Grand Jury Indicts 2 in ‘Swatting’ Scheme that Took Over Ring Doorbells Across U.S. to Livestream Police Response to Fake Calls

Grand Jury Indicts 2 in ‘Swatting’ Scheme that Took Over Ring Doorbells Across U.S. to Livestream Police Response to Fake Calls

          LOS ANGELES – Two men – one from Wisconsin, the other from North Carolina – have been charged with participating in a “swatting” spree that, over a one-week span, gained access to a dozen Ring home security door cameras nationwide, placed bogus emergency phone calls designed to elicit an armed police response, then livestreamed the events on social media, sometimes while taunting responding police officers, the Justice Department announced today.

          Kya Christian Nelson, a.k.a. “ChumLul,” 21, of Racine, Wisconsin, who is currently incarcerated in Kentucky in an unrelated case; and James Thomas Andrew McCarty, a.k.a. “Aspertaine,” 20, of Charlotte, North Carolina (who at the time of the alleged criminal conduct lived in Kayenta, Arizona), who was arrested last week on federal charges filed in the District of Arizona, are charged with one count of conspiracy to intentionally access computers without authorization. Nelson also was charged with two counts of intentionally accessing without authorization a computer and two counts of aggravated identity theft.

          According to the indictment returned Friday afternoon by a federal grand jury in Los Angeles, from November 7, 2020, to November 13, 2020, Nelson and McCarty gained access to home security door cameras sold by Ring LLC, a home security technology company. Nelson and McCarty allegedly acquired without authorization the username and password information for Yahoo email accounts belonging to victims throughout the United States.

          Then, they allegedly determined whether the owner of each compromised Yahoo account also had a Ring account using the same email address and password that could control associated internet-connected Ring doorbell camera devices. Using that information, they identified and gathered additional information about their victims, according to the indictment.

          Nelson and McCarty allegedly placed false emergency reports or telephone calls to local law enforcement in the areas where the victims lived. These reports or calls were intended to elicit an emergency police response to the victim’s residence, the indictment alleges.

          The defendants then allegedly accessed without authorization the victims’ Ring devices and transmitted the audio and video from those devices on social media during the police response. They also allegedly verbally taunted responding police officers and victims through the Ring devices during several of the incidents.

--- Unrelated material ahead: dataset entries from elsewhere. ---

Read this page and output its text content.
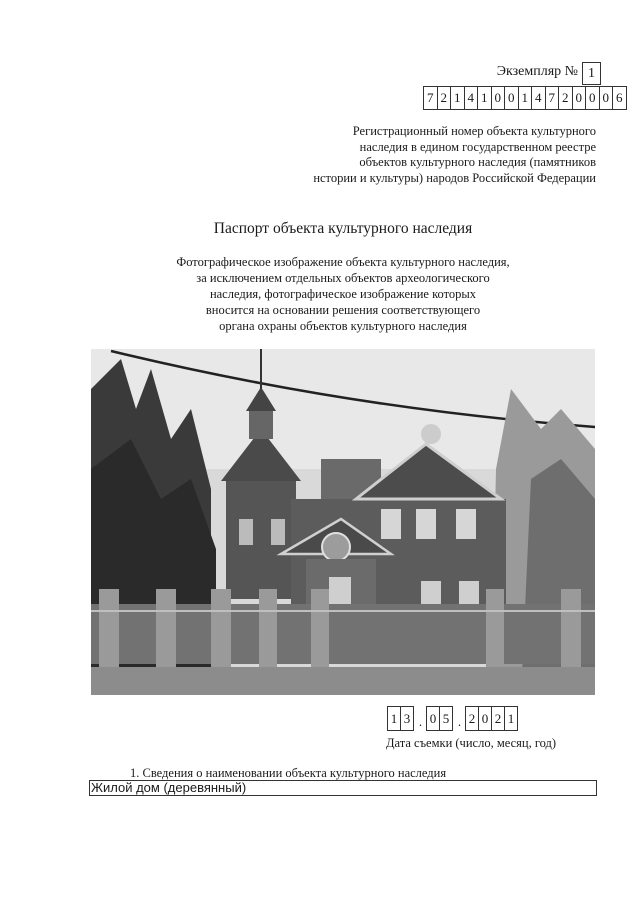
Экземпляр № 1
7 2 1 4 1 0 0 1 4 7 2 0 0 0 6
Регистрационный номер объекта культурного
наследия в едином государственном реестре
объектов культурного наследия (памятников
нстории и культуры) народов Российской Федерации
Паспорт объекта культурного наследия
Фотографическое изображение объекта культурного наследия,
за исключением отдельных объектов археологического
наследия, фотографическое изображение которых
вносится на основании решения соответствующего
органа охраны объектов культурного наследия
1 3 . 0 5 . 2 0 2 1
Дата съемки (число, месяц, год)
1. Сведения о наименовании объекта культурного наследия
Жилой дом (деревянный)
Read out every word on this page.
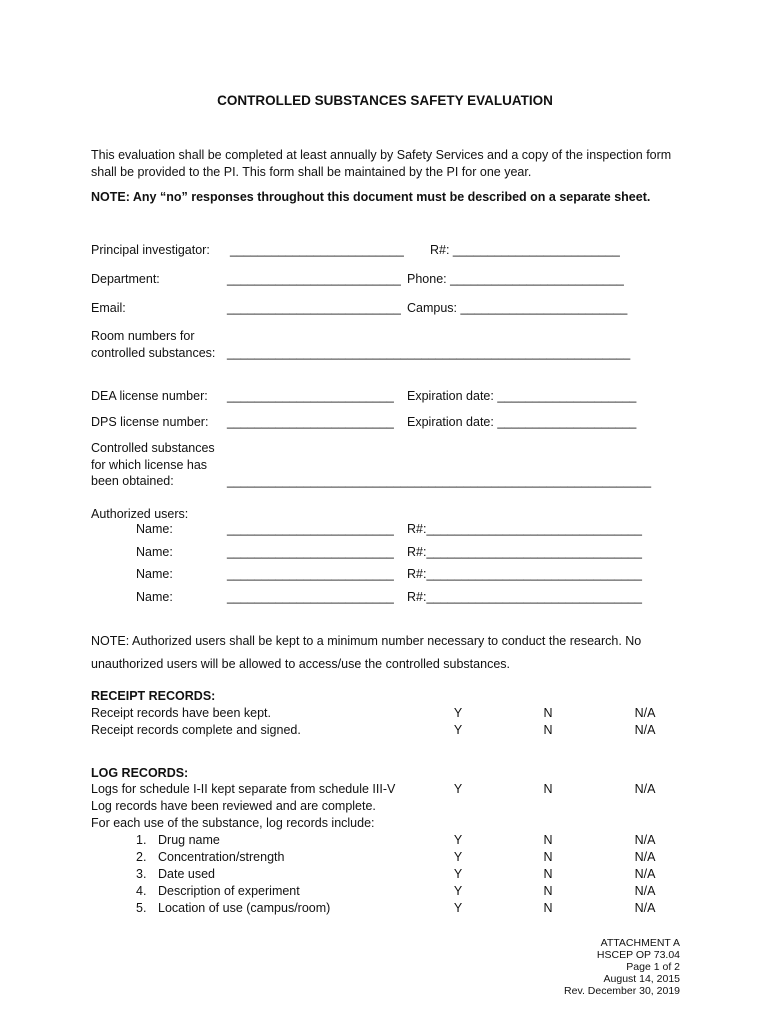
CONTROLLED SUBSTANCES SAFETY EVALUATION
This evaluation shall be completed at least annually by Safety Services and a copy of the inspection form shall be provided to the PI. This form shall be maintained by the PI for one year.
NOTE: Any “no” responses throughout this document must be described on a separate sheet.
Principal investigator: _________________________ R#: ________________________
Department:	_________________________ Phone: _________________________
Email:	_________________________ Campus: ________________________
Room numbers for
controlled substances: __________________________________________________________
DEA license number: ________________________ Expiration date: ____________________
DPS license number: ________________________ Expiration date: ____________________
Controlled substances
for which license has
been obtained:	_____________________________________________________________
Authorized users:
Name:	________________________ R#:_______________________________
Name:	________________________ R#:_______________________________
Name:	________________________ R#:_______________________________
Name:	________________________ R#:_______________________________
NOTE: Authorized users shall be kept to a minimum number necessary to conduct the research. No
unauthorized users will be allowed to access/use the controlled substances.
RECEIPT RECORDS:
Receipt records have been kept.	Y	N	N/A
Receipt records complete and signed.	Y	N	N/A
LOG RECORDS:
Logs for schedule I-II kept separate from schedule III-V	Y	N	N/A
Log records have been reviewed and are complete.
For each use of the substance, log records include:
1. Drug name	Y	N	N/A
2. Concentration/strength	Y	N	N/A
3. Date used	Y	N	N/A
4. Description of experiment	Y	N	N/A
5. Location of use (campus/room)	Y	N	N/A
ATTACHMENT A
HSCEP OP 73.04
Page 1 of 2
August 14, 2015
Rev. December 30, 2019
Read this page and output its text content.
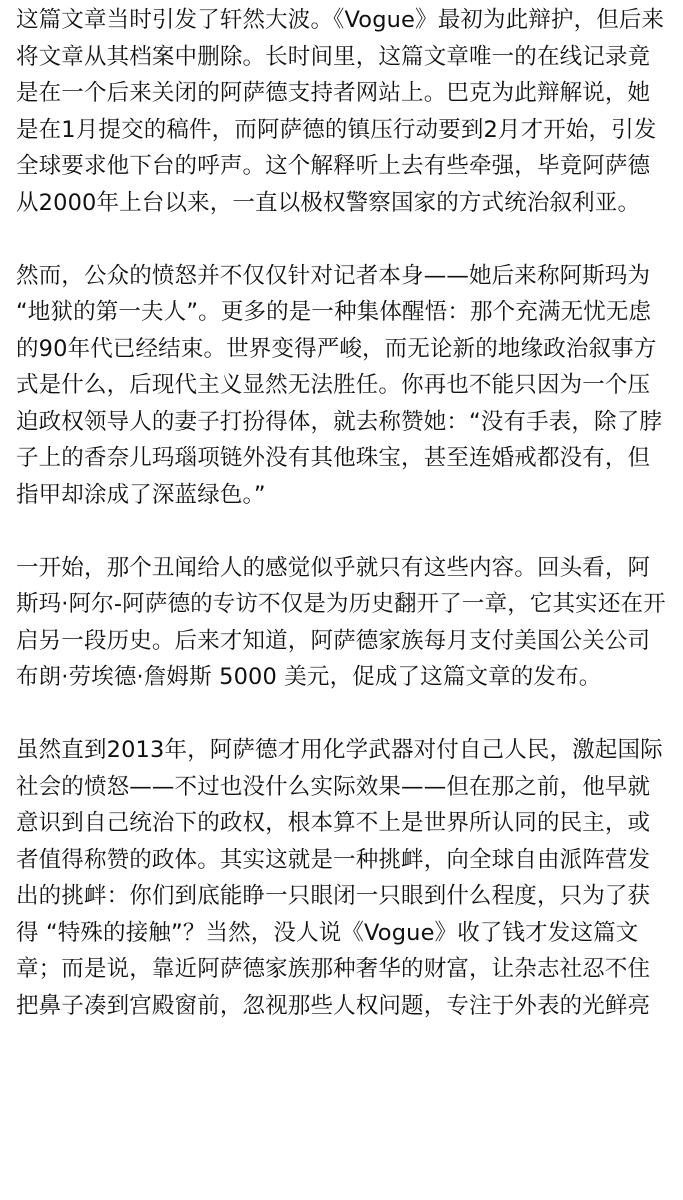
这篇文章当时引发了轩然大波。《Vogue》最初为此辩护，但后来将文章从其档案中删除。长时间里，这篇文章唯一的在线记录竟是在一个后来关闭的阿萨德支持者网站上。巴克为此辩解说，她是在1月提交的稿件，而阿萨德的镇压行动要到2月才开始，引发全球要求他下台的呼声。这个解释听上去有些牵强，毕竟阿萨德从2000年上台以来，一直以极权警察国家的方式统治叙利亚。

然而，公众的愤怒并不仅仅针对记者本身——她后来称阿斯玛为 “地狱的第一夫人”。更多的是一种集体醒悟：那个充满无忧无虑的90年代已经结束。世界变得严峻，而无论新的地缘政治叙事方式是什么，后现代主义显然无法胜任。你再也不能只因为一个压迫政权领导人的妻子打扮得体，就去称赞她：“没有手表，除了脖子上的香奈儿玛瑙项链外没有其他珠宝，甚至连婚戒都没有，但指甲却涂成了深蓝绿色。”

一开始，那个丑闻给人的感觉似乎就只有这些内容。回头看，阿斯玛·阿尔-阿萨德的专访不仅是为历史翻开了一章，它其实还在开启另一段历史。后来才知道，阿萨德家族每月支付美国公关公司布朗·劳埃德·詹姆斯 5000 美元，促成了这篇文章的发布。

虽然直到2013年，阿萨德才用化学武器对付自己人民，激起国际社会的愤怒——不过也没什么实际效果——但在那之前，他早就意识到自己统治下的政权，根本算不上是世界所认同的民主，或者值得称赞的政体。其实这就是一种挑衅，向全球自由派阵营发出的挑衅：你们到底能睁一只眼闭一只眼到什么程度，只为了获得 “特殊的接触”？当然，没人说《Vogue》收了钱才发这篇文章；而是说，靠近阿萨德家族那种奢华的财富，让杂志社忍不住把鼻子凑到宫殿窗前，忽视那些人权问题，专注于外表的光鲜亮
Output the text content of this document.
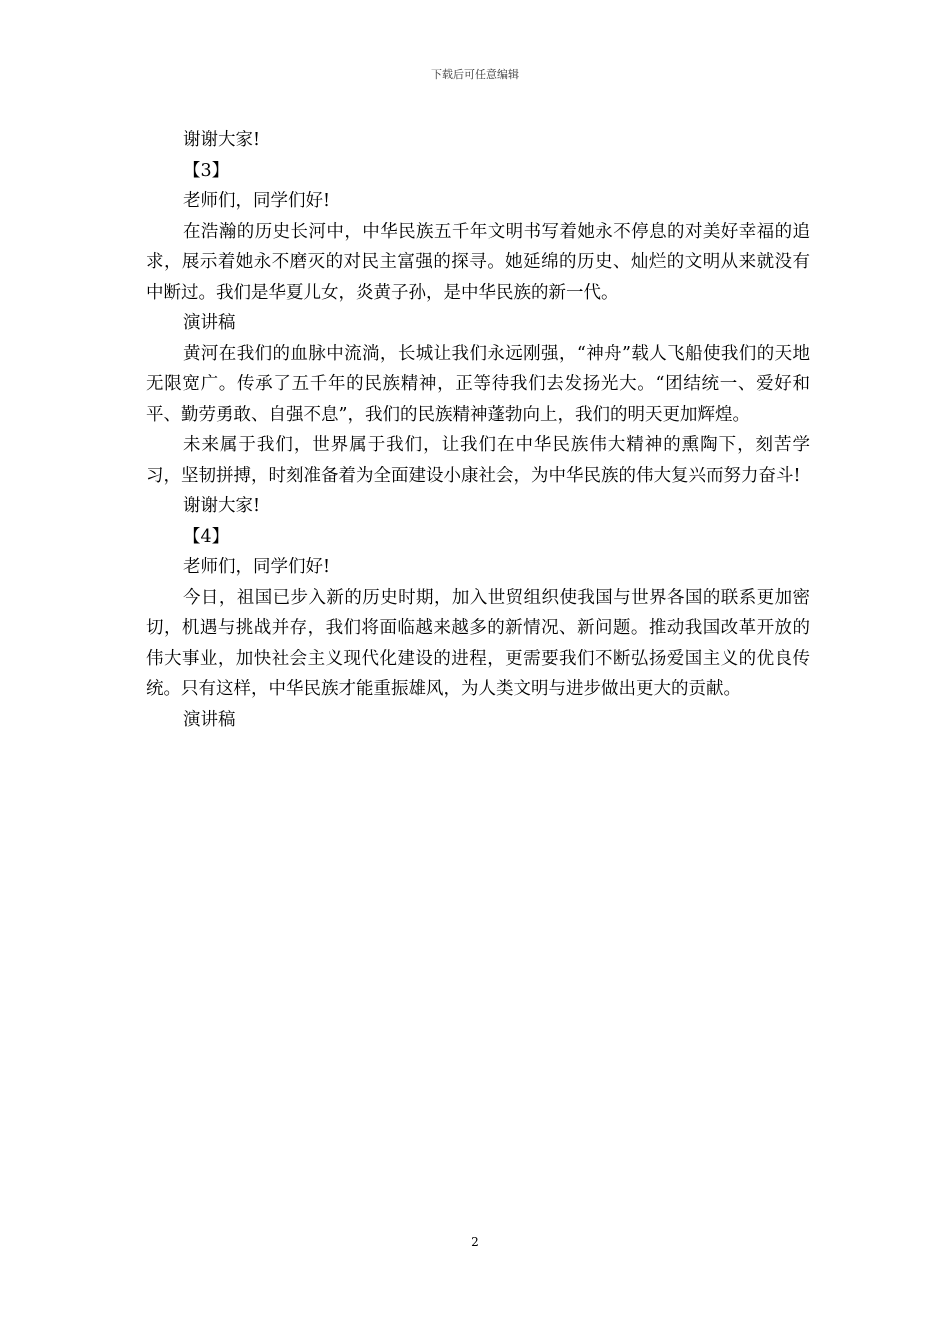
下载后可任意编辑

谢谢大家!

【3】

老师们，同学们好!

在浩瀚的历史长河中，中华民族五千年文明书写着她永不停息的对美好幸福的追求，展示着她永不磨灭的对民主富强的探寻。她延绵的历史、灿烂的文明从来就没有中断过。我们是华夏儿女，炎黄子孙，是中华民族的新一代。

演讲稿

黄河在我们的血脉中流淌，长城让我们永远刚强，“神舟”载人飞船使我们的天地无限宽广。传承了五千年的民族精神，正等待我们去发扬光大。“团结统一、爱好和平、勤劳勇敢、自强不息”，我们的民族精神蓬勃向上，我们的明天更加辉煌。

未来属于我们，世界属于我们，让我们在中华民族伟大精神的熏陶下，刻苦学习，坚韧拼搏，时刻准备着为全面建设小康社会，为中华民族的伟大复兴而努力奋斗!

谢谢大家!

【4】

老师们，同学们好!

今日，祖国已步入新的历史时期，加入世贸组织使我国与世界各国的联系更加密切，机遇与挑战并存，我们将面临越来越多的新情况、新问题。推动我国改革开放的伟大事业，加快社会主义现代化建设的进程，更需要我们不断弘扬爱国主义的优良传统。只有这样，中华民族才能重振雄风，为人类文明与进步做出更大的贡献。

演讲稿

2
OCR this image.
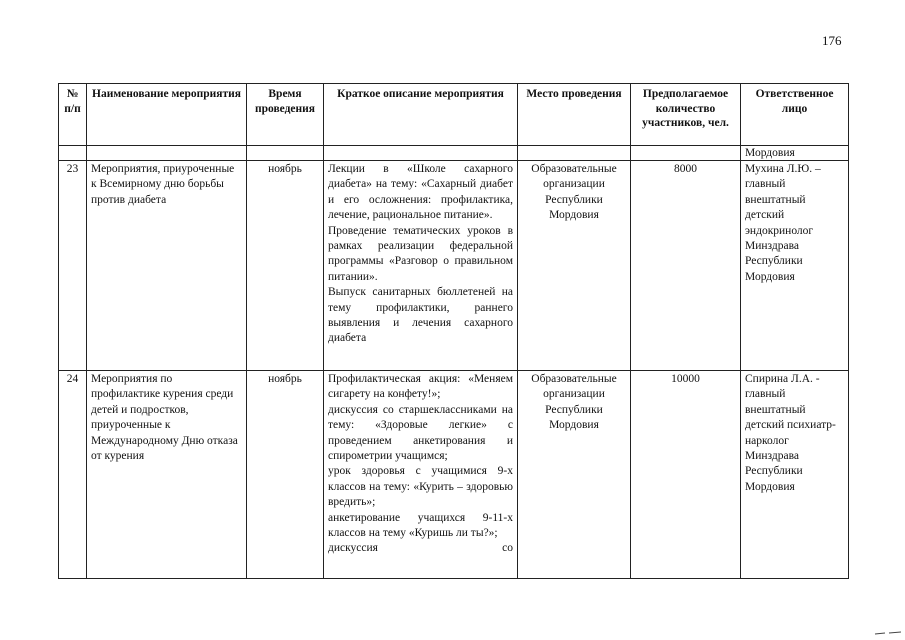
176
№
п/п	Наименование мероприятия	Время проведения	Краткое описание мероприятия	Место проведения	Предполагаемое количество участников, чел.	Ответственное лицо
						Мордовия
23	Мероприятия, приуроченные к Всемирному дню борьбы против диабета	ноябрь	Лекции в «Школе сахарного диабета» на тему: «Сахарный диабет и его осложнения: профилактика, лечение, рациональное питание».

Проведение тематических уроков в рамках реализации федеральной программы «Разговор о правильном питании».

Выпуск санитарных бюллетеней на тему профилактики, раннего выявления и лечения сахарного диабета	Образовательные организации Республики Мордовия	8000	Мухина Л.Ю. – главный внештатный детский эндокринолог Минздрава Республики Мордовия
24	Мероприятия по профилактике курения среди детей и подростков, приуроченные к Международному Дню отказа от курения	ноябрь	Профилактическая акция: «Меняем сигарету на конфету!»;

дискуссия со старшеклассниками на тему: «Здоровые легкие» с проведением анкетирования и спирометрии учащимся;

урок здоровья с учащимися 9-х классов на тему: «Курить – здоровью вредить»;

анкетирование учащихся 9-11-х классов на тему «Куришь ли ты?»;

дискуссия со	Образовательные организации Республики Мордовия	10000	Спирина Л.А. - главный внештатный детский психиатр-нарколог Минздрава Республики Мордовия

          For example, on November 8, 2020, Nelson and an accomplice accessed without authorization Yahoo and Ring accounts belonging to a victim in West Covina. A hoax telephone call was placed to the West Covina Police Department purporting to originate from the victim’s residence and posing as a minor child reporting her parents drinking and shooting guns inside the residence of the victim’s parents.

          Nelson allegedly accessed without authorization a Ring doorbell camera, located at the residence of the victim’s parents and linked to the victim’s Ring account, and used it to verbally threaten and taunt West Covina Police officers who responded to the reported incident.

          The indictment alleges other similar Ring-related swatting incidents occurred in Flat Rock, Michigan; Redding, California; Billings, Montana; Decatur, Georgia; Chesapeake, Virginia; Rosenberg, Texas; Oxnard, California; Darien, Illinois; Huntsville, Alabama; North Port, Florida; and Katy, Texas.

          This series of swatting incidents prompted the FBI in late 2020 to issue a public service announcement urging users of smart home devices with cameras and voice capabilities to use complex, unique passwords and enable two-factor authentication to help protect against swatting attacks.

          An indictment contains allegations that a defendant has committed a crime. Every defendant is presumed innocent until and unless proven guilty beyond a reasonable doubt.

          If they were to be convicted of the conspiracy charge in the indictment, each defendant would face a statutory maximum penalty of five years in federal prison. The charge of intentionally accessing without authorization a computer carries a maximum possible sentence of five years, and the charge of aggravated identity theft carries a mandatory two-year consecutive sentence.

          The FBI is investigating this matter.

          Assistant United States Attorney Khaldoun Shobaki of the Cyber and Intellectual Property Crimes Section is prosecuting this case.